Movie shot in Great Falls to be released on video
By Nancy F. Parsons – Landmark News Service

GREAT FALLS – The rights to a movie in which scenes from Great Falls are included have been sold.

Judd Payne, executive producer of “Walker Payne,” said he has sold rights to the film.

“It should be on video shelves by the end of the year,” Payne said. “You should be able to get it at Blockbuster or Wal-Mart around November.”

The movie will also air on cable television. Payne is also hoping the film will be shown in a few theaters early this fall.

Jason Patric, whose screen credits include “Rush” and “Speed 2: Cruise Control,” portrays Walker in the film.

Set in 1957, Walker loses his job in the coal mines of a small, depressed town in southern Illinois and struggles to get his two young daughters back from his ex-wife.

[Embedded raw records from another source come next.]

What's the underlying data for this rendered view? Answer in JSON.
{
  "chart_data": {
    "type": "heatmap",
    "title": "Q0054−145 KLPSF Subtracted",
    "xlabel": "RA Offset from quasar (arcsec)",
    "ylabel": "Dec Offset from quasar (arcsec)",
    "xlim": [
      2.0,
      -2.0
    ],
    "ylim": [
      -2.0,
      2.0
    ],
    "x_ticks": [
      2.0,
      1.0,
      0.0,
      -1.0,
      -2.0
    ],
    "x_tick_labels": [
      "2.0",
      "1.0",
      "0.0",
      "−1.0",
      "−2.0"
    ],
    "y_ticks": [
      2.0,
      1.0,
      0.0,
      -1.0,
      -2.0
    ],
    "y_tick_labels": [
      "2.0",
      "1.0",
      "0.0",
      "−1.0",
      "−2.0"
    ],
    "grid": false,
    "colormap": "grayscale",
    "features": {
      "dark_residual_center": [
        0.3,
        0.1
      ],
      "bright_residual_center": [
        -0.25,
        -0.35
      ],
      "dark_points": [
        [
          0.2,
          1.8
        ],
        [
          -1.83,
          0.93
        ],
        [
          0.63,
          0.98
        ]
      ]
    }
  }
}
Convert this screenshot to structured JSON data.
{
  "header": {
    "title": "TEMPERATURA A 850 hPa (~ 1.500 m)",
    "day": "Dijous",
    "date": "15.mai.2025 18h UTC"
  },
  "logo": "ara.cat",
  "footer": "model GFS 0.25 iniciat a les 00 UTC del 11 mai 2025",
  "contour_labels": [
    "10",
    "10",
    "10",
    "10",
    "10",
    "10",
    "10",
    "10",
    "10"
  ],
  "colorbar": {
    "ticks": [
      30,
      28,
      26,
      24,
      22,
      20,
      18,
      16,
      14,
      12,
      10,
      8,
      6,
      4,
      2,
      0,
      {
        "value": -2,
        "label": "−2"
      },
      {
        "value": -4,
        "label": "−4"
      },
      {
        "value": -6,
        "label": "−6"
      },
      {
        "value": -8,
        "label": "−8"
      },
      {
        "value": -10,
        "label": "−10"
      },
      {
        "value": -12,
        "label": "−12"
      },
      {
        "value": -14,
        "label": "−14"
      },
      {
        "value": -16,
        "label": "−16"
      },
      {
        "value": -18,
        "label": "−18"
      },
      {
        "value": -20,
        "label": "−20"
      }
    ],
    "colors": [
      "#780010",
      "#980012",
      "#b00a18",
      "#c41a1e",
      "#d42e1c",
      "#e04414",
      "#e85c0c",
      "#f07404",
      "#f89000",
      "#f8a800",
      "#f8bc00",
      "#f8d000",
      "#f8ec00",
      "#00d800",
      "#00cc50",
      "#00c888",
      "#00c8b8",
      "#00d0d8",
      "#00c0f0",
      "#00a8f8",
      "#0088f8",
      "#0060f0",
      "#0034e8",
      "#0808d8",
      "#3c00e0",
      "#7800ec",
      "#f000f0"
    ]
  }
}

Walker’s ex-wife, played by Drea de Matteo, perhaps best known for her roles as Adriana La Cerva on the HBO TV series “The Sopranos,” forces Walker to make some difficult decisions.

Bruce Dern, KaDee Strickland and Sam Shepard also star in “Walker Payne.”

Director Matt Williams, creator of television shows “Home Improvement” and “Roseanne,” chose Great Falls and Chester County as a location for the movie above Illinois, Louisiana and Pennsylvania.

Other locations for filming included Chester, Inman, Camden, Rock Hill and two areas in North Carolina.

Great Falls is the backdrop of the main town in the movie, Payne said.

Businesses around town were transformed to take viewers back to the late 1950s.

About 20 storefronts were redressed in the downtown and Flopeye districts.

The former Great Falls Pharmacy was transformed into Lobo Lounge.

Jack’s Produce became Harison Sinclair Service. The old Western Auto was back in business and the old Winn-Dixie became Piggly Wiggly.

The transformation also included a new drugstore, a bakery, a TV repair shop, ladies dress shop, barber shop and a heating and plumbing business.

Some townspeople liked the redressing so much that they wished the storefronts could have kept their new appearances.

Payne said up to 100 full-time crew members, more than 100 part-time crew members and more than 1,000 extras were used to complete the movie.